Every Alabama taxpayer’s financial burden for the state’s debt is $14,000, according to a new analysis by Truth in Accounting, a non-profit government watchdog group. That’s the 17th highest financial burden per state taxpayer in the nation.
According to The Daily Signal, a conservative blog backed by The Heritage Foundation, “Taxpayer burden is calculated by determining each taxpayer’s share of state debt after setting aside capital-related debt and assets.”
$14,000 per state taxpayer is nothing to sneeze at, although it pales in comparison to the roughly $152,000 per taxpayer that is owed on the U.S. federal debt. But it’s also relatively small compared to the share of debt per taxpayer in many other states around the country.
Truth in Accounting refers to the state’s where debt is the greatest burden per taxpayer as “sinkhole states.” The top 5 — better yet, the bottom 5 — sinkhole states have an average taxpayer burden of $36,400. In Connecticut, where state debt per taxpayer is the highest in the country, the burden is an astounding $48,000 per taxpayer, followed by Illinois ($43k/per taxpayer), New Jersey ($36k) Massachusetts ($28k) and Hawaii ($27k).
On the flip side, states where taxpayers have the lowest debt burden are called “sunshine states.” Taxpayers in the top 5 sunshine states are actually not in debt at all, but enjoy a surplus. Alaska has a surplus of almost $47,000 per taxpayer, followed by North Dakota ($22k+), Wyoming ($20k+), Utah ($2.7k) and South Dakota ($2.7k).
So what’s the difference between sinkhole states and sunshine states? That’s complicated, of course, and there’s plenty of blame to go around. But as The Daily Signal rightly points out, the debt in many states, including Alabama, is “primarily unpaid pension and retirement health promises.”
The Retirement Systems of Alabama (RSA) is the entity that handles the public pensions for Alabama’s state employees, including the Teachers’ Retirement System, Employees’ Retirement System and Judicial Retirement Fund.
According to the RSA’s most recent Comprehensive Annual Financial Report (CAFR), those three systems are only 66.5, 65.7, and 61.6 percent funded. In other words, the State of Alabama has less than two-thirds the amount of money it needs to fulfill its obligations to retired state employees, which is why Alabama taxpayers have been propping up the RSA to the tune of about $1 billion a year.
That’s obviously not sustainable, and continues to add to each Alabamian’s share of the state’s debt year after year.
Promises made to current state employees should be kept, but in spite of the often difficult politics surrounding pension reform, momentum seems to be building in favor of change.
Free market think tanks like the Manuel H. Johnson Center for Political Economy at Troy University and the Alabama Policy Institute have made pension reform one of their top priorities in recent years.

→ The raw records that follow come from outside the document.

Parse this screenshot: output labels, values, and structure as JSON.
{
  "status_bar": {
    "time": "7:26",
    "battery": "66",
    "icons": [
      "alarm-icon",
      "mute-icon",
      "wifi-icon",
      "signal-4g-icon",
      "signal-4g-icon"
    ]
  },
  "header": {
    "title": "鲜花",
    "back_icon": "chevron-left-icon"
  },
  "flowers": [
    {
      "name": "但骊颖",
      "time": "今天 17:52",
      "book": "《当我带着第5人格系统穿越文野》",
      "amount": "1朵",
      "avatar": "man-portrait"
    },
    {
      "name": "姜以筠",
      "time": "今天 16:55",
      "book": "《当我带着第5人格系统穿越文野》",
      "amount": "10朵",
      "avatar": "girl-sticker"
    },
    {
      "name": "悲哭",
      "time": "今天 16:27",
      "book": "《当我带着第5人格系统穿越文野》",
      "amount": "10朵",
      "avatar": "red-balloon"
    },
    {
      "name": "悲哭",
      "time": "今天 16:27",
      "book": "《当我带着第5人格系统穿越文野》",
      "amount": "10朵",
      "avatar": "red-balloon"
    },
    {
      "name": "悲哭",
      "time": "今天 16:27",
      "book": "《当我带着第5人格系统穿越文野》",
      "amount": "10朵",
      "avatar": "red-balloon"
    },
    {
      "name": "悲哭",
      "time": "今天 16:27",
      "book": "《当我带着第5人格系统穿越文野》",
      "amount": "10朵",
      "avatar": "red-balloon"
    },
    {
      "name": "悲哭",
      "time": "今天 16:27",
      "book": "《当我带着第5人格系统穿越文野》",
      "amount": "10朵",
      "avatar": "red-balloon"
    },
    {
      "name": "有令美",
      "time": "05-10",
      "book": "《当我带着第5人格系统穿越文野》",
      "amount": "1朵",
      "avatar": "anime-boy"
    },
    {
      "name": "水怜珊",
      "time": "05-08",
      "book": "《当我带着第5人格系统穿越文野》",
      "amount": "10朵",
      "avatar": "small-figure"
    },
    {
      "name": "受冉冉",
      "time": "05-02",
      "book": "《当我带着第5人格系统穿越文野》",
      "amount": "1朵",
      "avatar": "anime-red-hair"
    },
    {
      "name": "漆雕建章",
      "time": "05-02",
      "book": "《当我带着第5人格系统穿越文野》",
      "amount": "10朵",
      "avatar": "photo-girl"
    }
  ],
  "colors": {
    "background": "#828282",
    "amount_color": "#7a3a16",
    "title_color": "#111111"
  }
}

And the Alabama Legislature already moved to stabilize the RSA in 2012 at a time when estimates said it would run out of money by 2023. The plan, which was spearheaded by state senator Arthur Orr (R-Decatur) saved the state an estimated $162 million per year.
With every Alabama taxpayer’s share of the debt already at $14,000, more changes to the state’s public pensions systems are likely on their way.